El Partido Socialista Obrero Español se presenta como la gran columna vertebral del progreso democrático en España. Presume de 145 años de historia, pero lo que oculta —o edulcora— es una genealogía marcada por el radicalismo, el autoritarismo de partido y una relación muy ambigua con el Estado de derecho. Hoy, en pleno 2025, mientras su cúpula política se tambalea por escándalos judiciales que salpican al núcleo del poder, conviene mirar no sólo a la corrupción contemporánea, sino también a los antecedentes históricos que explican esta deriva.
El caso Koldo, con Santos Cerdán —exsecretario de Organización del PSOE— ya en prisión provisional, es solo la punta del iceberg.

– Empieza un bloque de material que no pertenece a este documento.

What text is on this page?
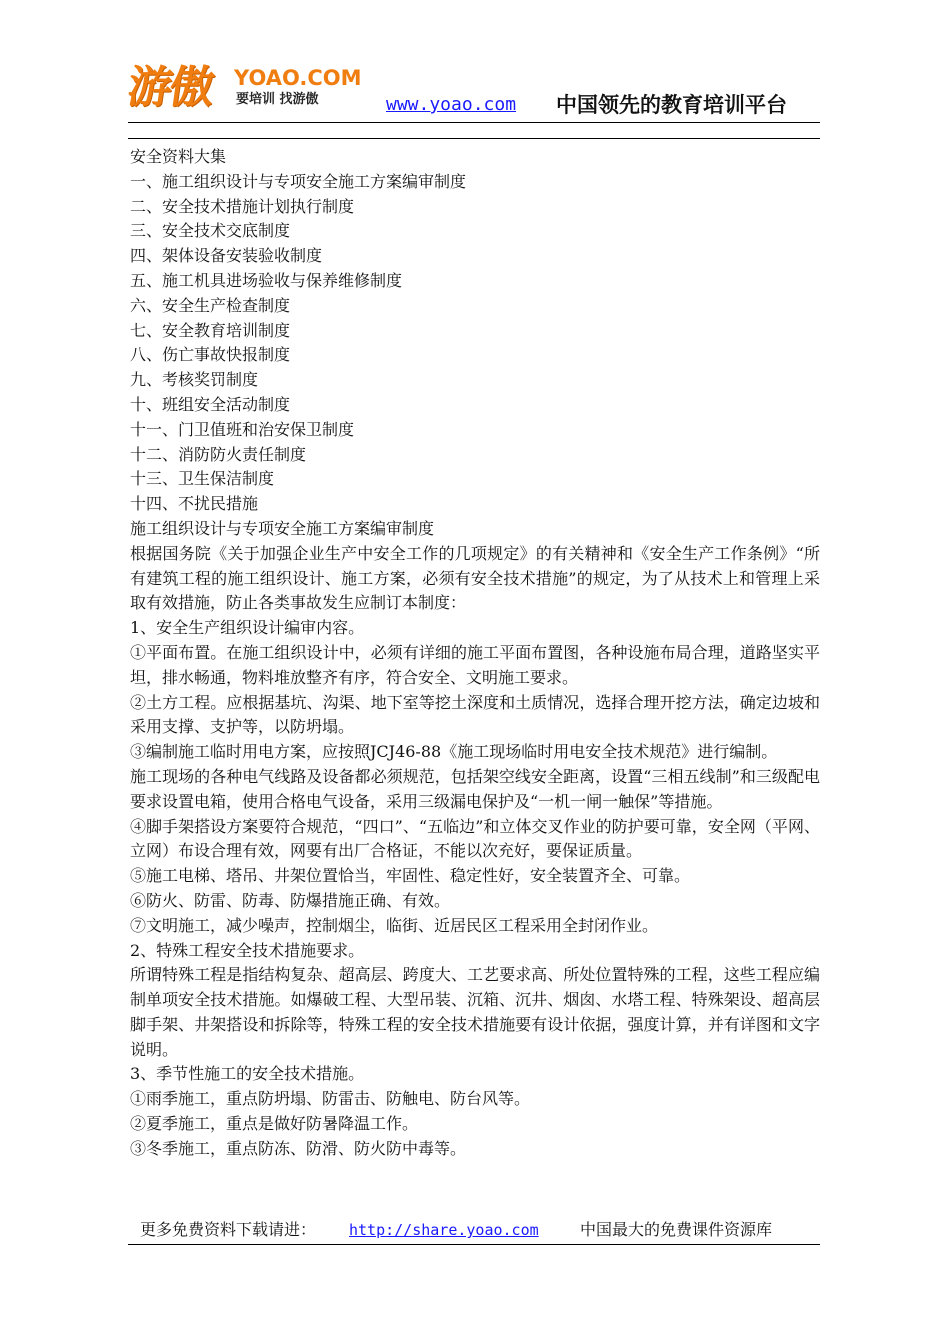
游傲 YOAO.COM
要培训 找游傲	www.yoao.com 中国领先的教育培训平台

安全资料大集

一、施工组织设计与专项安全施工方案编审制度

二、安全技术措施计划执行制度

三、安全技术交底制度

四、架体设备安装验收制度

五、施工机具进场验收与保养维修制度

六、安全生产检查制度

七、安全教育培训制度

八、伤亡事故快报制度

九、考核奖罚制度

十、班组安全活动制度

十一、门卫值班和治安保卫制度

十二、消防防火责任制度

十三、卫生保洁制度

十四、不扰民措施

施工组织设计与专项安全施工方案编审制度

根据国务院《关于加强企业生产中安全工作的几项规定》的有关精神和《安全生产工作条例》“所有建筑工程的施工组织设计、施工方案，必须有安全技术措施”的规定，为了从技术上和管理上采取有效措施，防止各类事故发生应制订本制度：

1、安全生产组织设计编审内容。

①平面布置。在施工组织设计中，必须有详细的施工平面布置图，各种设施布局合理，道路坚实平坦，排水畅通，物料堆放整齐有序，符合安全、文明施工要求。

②土方工程。应根据基坑、沟渠、地下室等挖土深度和土质情况，选择合理开挖方法，确定边坡和采用支撑、支护等，以防坍塌。

③编制施工临时用电方案，应按照JCJ46-88《施工现场临时用电安全技术规范》进行编制。

施工现场的各种电气线路及设备都必须规范，包括架空线安全距离，设置“三相五线制”和三级配电要求设置电箱，使用合格电气设备，采用三级漏电保护及“一机一闸一触保”等措施。

④脚手架搭设方案要符合规范，“四口”、“五临边”和立体交叉作业的防护要可靠，安全网（平网、立网）布设合理有效，网要有出厂合格证，不能以次充好，要保证质量。

⑤施工电梯、塔吊、井架位置恰当，牢固性、稳定性好，安全装置齐全、可靠。

⑥防火、防雷、防毒、防爆措施正确、有效。

⑦文明施工，减少噪声，控制烟尘，临街、近居民区工程采用全封闭作业。

2、特殊工程安全技术措施要求。

所谓特殊工程是指结构复杂、超高层、跨度大、工艺要求高、所处位置特殊的工程，这些工程应编制单项安全技术措施。如爆破工程、大型吊装、沉箱、沉井、烟囱、水塔工程、特殊架设、超高层脚手架、井架搭设和拆除等，特殊工程的安全技术措施要有设计依据，强度计算，并有详图和文字说明。

3、季节性施工的安全技术措施。

①雨季施工，重点防坍塌、防雷击、防触电、防台风等。

②夏季施工，重点是做好防暑降温工作。

③冬季施工，重点防冻、防滑、防火防中毒等。

更多免费资料下载请进： http://share.yoao.com	中国最大的免费课件资源库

A su alrededor, se despliega una red de lealtades políticas, favores empresariales, tráfico de influencias y posibles delitos de malversación. Le acompaña José Luis Ábalos, exministro, que reconoció públicamente haber sido alertado por Pedro Sánchez de la investigación que pesaba sobre su asesor. Un «chivatazo» que ya ha sido denunciado ante los tribunales por presunta revelación de secretos y encubrimiento.
A ello se suma la investigación judicial contra Begoña Gómez, esposa del presidente, por sus vínculos con empresas que recibieron fondos públicos tras sus gestiones como directora de una cátedra universitaria. El cerco judicial crece, y la respuesta del Gobierno no ha sido la rendición de cuentas, sino la deslegitimación de los jueces, los medios libres y la oposición.
Y por si no fuera suficiente, el Fiscal General del Estado, Álvaro García Ortiz, se mantiene en el cargo pese a estar procesado por el Tribunal Supremo por revelar datos protegidos. Un fiscal general imputado que se niega a dimitir mientras se espera de él que garantice la neutralidad y el respeto a la ley. No es solo una anomalía: es la quiebra institucional convertida en norma.
Pero este no es un fenómeno nuevo. Es una continuidad, con otras formas, de la vieja tentación autoritaria del socialismo español. Basta con mirar su papel en los años 30 del siglo XX.
Durante la Segunda República, lejos de defender una democracia plural y abierta, el PSOE protagonizó episodios de insurrección armada, como el golpe de Estado de octubre de 1934 contra el Gobierno legítimo, al que tachaban de «fascista» simplemente por incluir a ministros de la CEDA. En esa intentona revolucionaria, murieron más de mil personas, hubo sabotajes, incendios de iglesias y ataques a la propiedad privada. Fue un levantamiento con claras connotaciones insurreccionales, no una protesta democrática.
Posteriormente, el PSOE se fundió ideológicamente con el Frente Popular, una alianza de republicanos, comunistas y socialistas que no dudó en alentar la violencia política, el asesinato de opositores y la represión ideológica. El propio Indalecio Prieto, líder socialista, reconocería más tarde que el Frente Popular fue «una calamidad» para España. Y Largo Caballero, el llamado «Lenin español», abogaba sin tapujos por la dictadura del proletariado.
Así pues, el radicalismo no es una excepción en la historia del PSOE: es una constante que reaparece bajo distintas formas. Hoy no se asalta el Congreso ni se queman iglesias, pero se colonizan las instituciones, se desacredita a los jueces y se intenta controlar la opinión pública a través de medios subvencionados. El lenguaje ha cambiado, pero el impulso es el mismo: la subordinación del orden constitucional al interés del partido.
La falta de virtud que hoy vemos —el uso del poder para blindarse, el desprecio a la legalidad cuando estorba, la propaganda como sustituto de la verdad— no es accidental. Es el resultado de una cultura política arraigada. Una cultura donde el partido es lo primero, y el país viene después.
Durante 145 años, el PSOE ha transitado del marxismo revolucionario al progresismo tecnocrático, pero sin abandonar nunca el hilo rojo de la impunidad cuando alcanza el poder. Lo hizo en los años 30, lo repitió con los GAL y los fondos reservados en los 80, y hoy lo vemos de nuevo con las tramas que rodean a Pedro Sánchez.
España no solo necesita una alternancia política. Necesita una verdadera regeneración moral. Porque la corrupción no nace de la ley, sino de la pérdida de virtud. Y el PSOE, como partido y como cultura de poder, ha demostrado una y otra vez que no está dispuesto a reformarse desde dentro.
La democracia española solo podrá sobrevivir si se pone fin al uso partidista del Estado y se restaura la ética pública como principio rector. De lo contrario, nos encaminamos no hacia un nuevo ciclo político, sino hacia una lenta y previsible decadencia institucional.